My youngest was a colicky baby and she struggled to be still at night. She would cry and cry and cry for hours every single night. We tried rocking, walking, special drops, changing diets and nothing would help from 9:00 p.m.-1:00 a.m. for the first 3 months of her life. Oh the peace when her body would still and she would settle into her soft rhythmic breathes.


During the toddler stage, both of my kids would keep themselves extra busy the closer we got to bedtime, okay they still do this. My husband and I would accuse each other of slipping them sugar or caffeine. They resisted the stillness that would lead to the rest their bodies needed.


As an adult I resist the stillness in a different way. Yes, I am still busy doing like my kids as toddlers but I have added a new skill to my fight against the stillness, worrying. I overthink and stress about life.

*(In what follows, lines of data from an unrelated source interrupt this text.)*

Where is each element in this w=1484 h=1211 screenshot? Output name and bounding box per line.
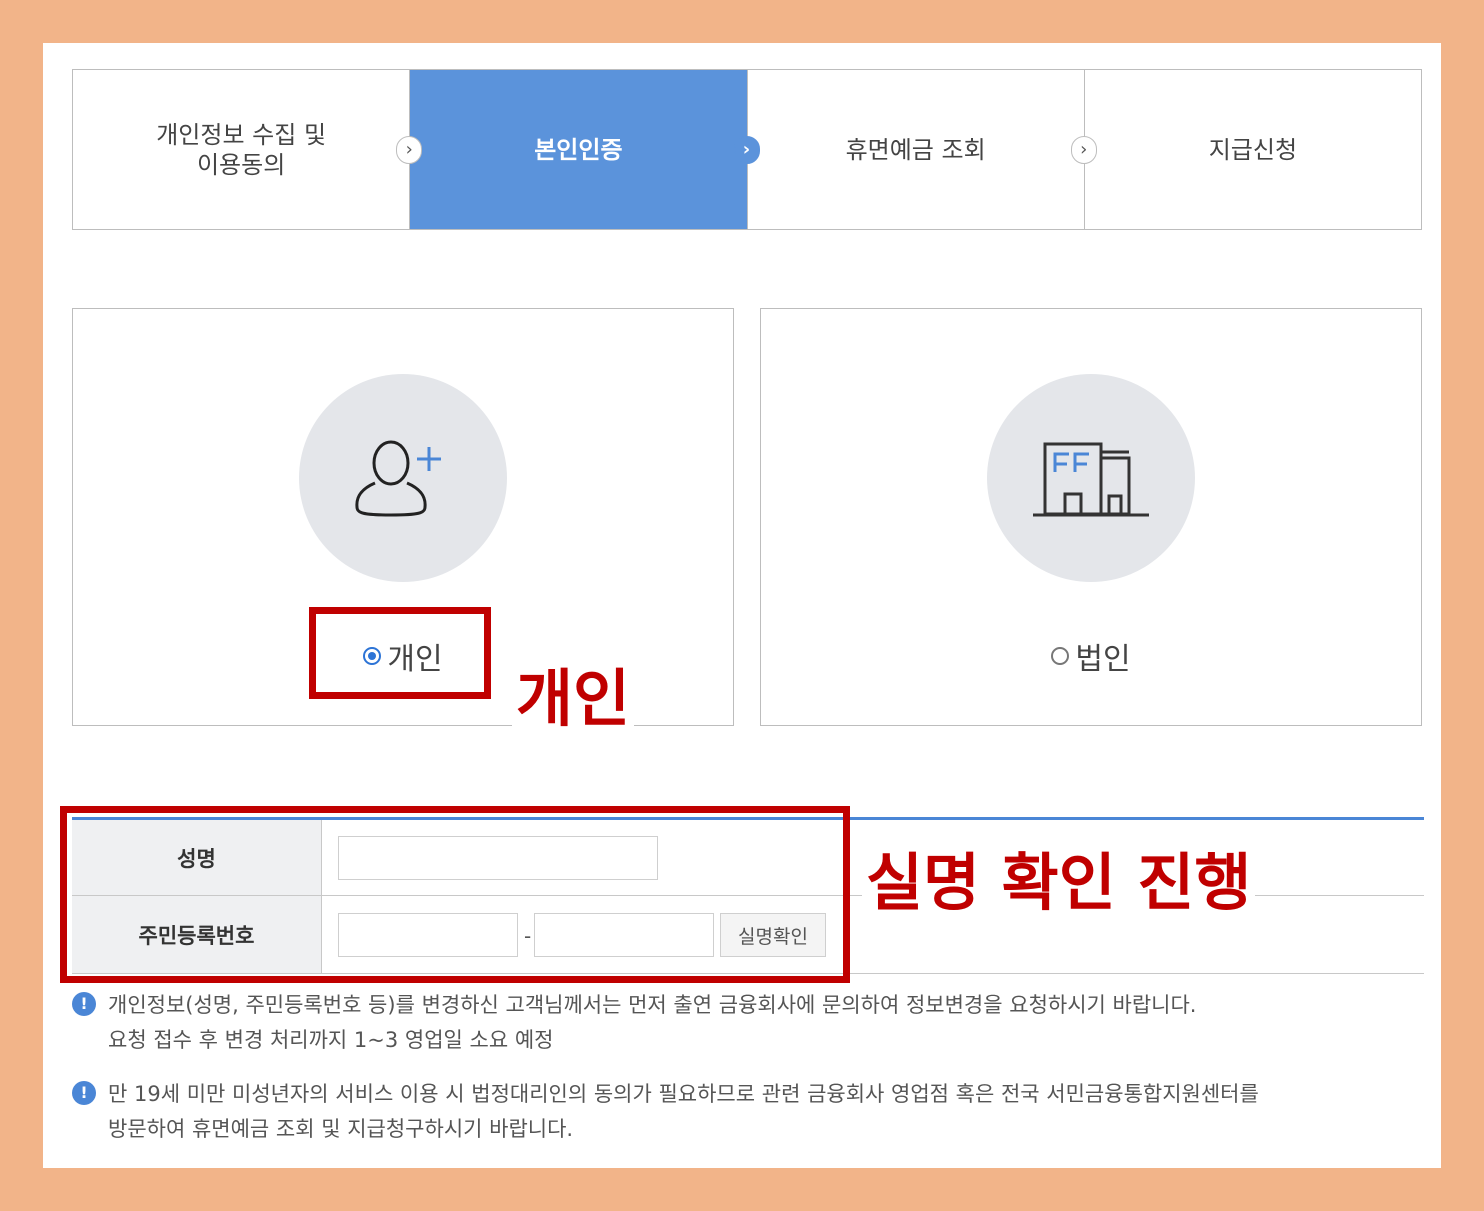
notice-info-change: ! 개인정보(성명, 주민등록번호 등)를 변경하신 고객님께서는 먼저 출연 … <box>72 988 1424 1058</box>
notice-line: 만 19세 미만 미성년자의 서비스 이용 시 법정대리인의 동의가 필요하므로… <box>108 1082 1259 1106</box>
step-payment-label: 지급신청 <box>1208 135 1298 164</box>
name-label: 성명 <box>72 820 322 895</box>
notice-line: 요청 접수 후 변경 처리까지 1~3 영업일 소요 예정 <box>108 1028 554 1052</box>
verify-name-button[interactable]: 실명확인 <box>720 913 826 957</box>
step-identity-verification: 본인인증 › <box>410 70 760 229</box>
personal-label: 개인 <box>387 642 443 677</box>
exclamation-icon: ! <box>72 992 96 1016</box>
rrn-separator: - <box>524 924 532 948</box>
building-icon <box>1033 442 1149 517</box>
name-input[interactable] <box>338 836 658 880</box>
step-dormant-inquiry: 휴면예금 조회 › <box>748 70 1097 229</box>
personal-annotation: 개인 <box>512 668 635 730</box>
corporate-radio[interactable] <box>1051 647 1070 665</box>
rrn-front-input[interactable] <box>338 913 518 957</box>
corporate-radio-row[interactable]: 법인 <box>761 634 1421 678</box>
exclamation-icon: ! <box>72 1081 96 1105</box>
corporate-type-card[interactable]: 법인 <box>760 308 1422 726</box>
personal-radio[interactable] <box>363 647 382 665</box>
step-payment-request: 지급신청 <box>1085 70 1421 229</box>
step-dormant-label: 휴면예금 조회 <box>845 135 986 164</box>
corporate-icon-circle <box>987 374 1195 582</box>
person-add-icon <box>355 440 441 517</box>
rrn-back-input[interactable] <box>534 913 714 957</box>
personal-type-card[interactable]: 개인 <box>72 308 734 726</box>
step-identity-label: 본인인증 <box>534 135 623 164</box>
notice-line: 개인정보(성명, 주민등록번호 등)를 변경하신 고객님께서는 먼저 출연 금융… <box>108 993 1197 1017</box>
chevron-right-icon: › <box>733 135 760 164</box>
step-consent-line1: 개인정보 수집 및 <box>156 120 327 149</box>
personal-icon-circle <box>299 374 507 582</box>
step-consent: 개인정보 수집 및 이용동의 › <box>73 70 423 229</box>
notice-minor: ! 만 19세 미만 미성년자의 서비스 이용 시 법정대리인의 동의가 필요하… <box>72 1077 1424 1147</box>
step-consent-line2: 이용동의 <box>196 150 286 179</box>
progress-steps: 개인정보 수집 및 이용동의 › 본인인증 › 휴면예금 조회 › 지급신청 <box>72 69 1422 230</box>
form-annotation: 실명 확인 진행 <box>862 852 1256 914</box>
notice-line: 방문하여 휴면예금 조회 및 지급청구하시기 바랍니다. <box>108 1117 574 1141</box>
rrn-label: 주민등록번호 <box>72 896 322 973</box>
corporate-label: 법인 <box>1075 642 1131 677</box>
chevron-right-icon: › <box>396 135 423 164</box>
chevron-right-icon: › <box>1070 135 1097 164</box>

Recently I have been revisiting the book Having a Mary Heart in a Martha World. It has me checking my busyness and worries. Several years ago I established a habit of connecting with God right away in the morning but after my day gets started I leave God with my empty coffee cup. Through this study I have been reaching out to God beyond my morning coffee session.


Psalm 46:10a


Be still, and know that I am God….


I have been speaking this verse throughout the day. I speak it when life is going well, I speak it when I'm stressed and busy. Sometimes I say it in my head and at other times I speak the words out loud. The crazy thing is that when I pause for that brief moment I feel peace. The chaos is less chaotic.


Join me this week in speaking Psalm 46:10.